O conselheiro Marcos Paulo Leme Brisola Caseiro argumentou que não houve dolo por parte do contribuinte. Segundo o julgador, havia jurisprudência favorável à amortização de ágio interno na época da operação. Dessa forma, não haveria motivo para majorar a multa. Por outro lado, o presidente do colegiado defendeu que havia apenas algumas decisões favoráveis a essa hipótese, de forma que a interpretação não seria amplamente consolidada na época. Assim, a multa deveria ser mantida em 150%.

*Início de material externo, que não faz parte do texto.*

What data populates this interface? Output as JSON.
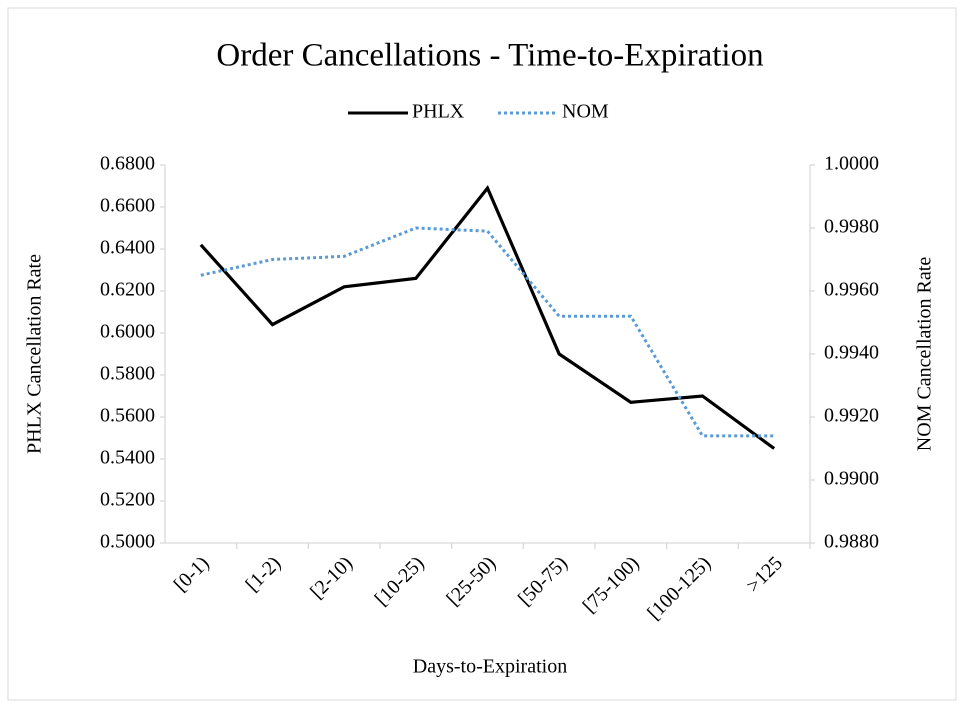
{
  "chart_data": {
    "type": "line",
    "title": "Order Cancellations - Time-to-Expiration",
    "x_label": "Days-to-Expiration",
    "y_label": "PHLX Cancellation Rate",
    "y2_label": "NOM Cancellation Rate",
    "categories": [
      "[0-1)",
      "[1-2)",
      "[2-10)",
      "[10-25)",
      "[25-50)",
      "[50-75)",
      "[75-100)",
      "[100-125)",
      ">125"
    ],
    "series": [
      {
        "name": "PHLX",
        "color": "#000000",
        "dash": "solid",
        "axis": "y",
        "values": [
          0.642,
          0.604,
          0.622,
          0.626,
          0.669,
          0.59,
          0.567,
          0.57,
          0.545
        ]
      },
      {
        "name": "NOM",
        "color": "#5b9bd5",
        "dash": "dotted",
        "axis": "y2",
        "values": [
          0.9965,
          0.997,
          0.9971,
          0.998,
          0.9979,
          0.9952,
          0.9952,
          0.9914,
          0.9914
        ]
      }
    ],
    "ylim": [
      0.5,
      0.68
    ],
    "yticks": [
      {
        "value": 0.5,
        "label": "0.5000"
      },
      {
        "value": 0.52,
        "label": "0.5200"
      },
      {
        "value": 0.54,
        "label": "0.5400"
      },
      {
        "value": 0.56,
        "label": "0.5600"
      },
      {
        "value": 0.58,
        "label": "0.5800"
      },
      {
        "value": 0.6,
        "label": "0.6000"
      },
      {
        "value": 0.62,
        "label": "0.6200"
      },
      {
        "value": 0.64,
        "label": "0.6400"
      },
      {
        "value": 0.66,
        "label": "0.6600"
      },
      {
        "value": 0.68,
        "label": "0.6800"
      }
    ],
    "y2lim": [
      0.988,
      1.0
    ],
    "y2ticks": [
      {
        "value": 0.988,
        "label": "0.9880"
      },
      {
        "value": 0.99,
        "label": "0.9900"
      },
      {
        "value": 0.992,
        "label": "0.9920"
      },
      {
        "value": 0.994,
        "label": "0.9940"
      },
      {
        "value": 0.996,
        "label": "0.9960"
      },
      {
        "value": 0.998,
        "label": "0.9980"
      },
      {
        "value": 1.0,
        "label": "1.0000"
      }
    ],
    "legend": "top",
    "grid": false
  }
}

Além disso, por unanimidade, a turma manteve a cobrança sobre a amortização do ágio por considerar que se tratou de ágio interno com utilização de empresa veículo. Portanto, a companhia não poderia ter deduzido os valores das bases de cálculo do Imposto de Renda Pessoa Jurídica (IRPJ) e da Contribuição Social sobre o Lucro Líquido (CSLL).
De um lado, a Receita Federal argumentou que as empresas pertenciam ao mesmo grupo e tinham um administrador em comum. Haveria relação de interdependência e o ágio não teria sido contabilizado a valor de mercado. Assim, o objetivo seria o planejamento tributário.
Por outro lado, a companhia afirmou que a reestruturação societária decorreria, em parte, da morte dos irmãos João e Pedro Caltabiano. Os sócios do Grupo Caltabiano morreram em 2007 no acidente do voo TAM 3054, que deixou 199 mortos. O avião saiu de Porto Alegre e não conseguiu parar na pista do aeroporto de Congonhas, em São Paulo.
Ainda, a defesa afirmou que houve laudo de rentabilidade futura e a suposta empresa veículo teria sido criada para ingressar no mercado de caminhões na região Nordeste. O contribuinte é uma concessionária de veículos da marca Volvo.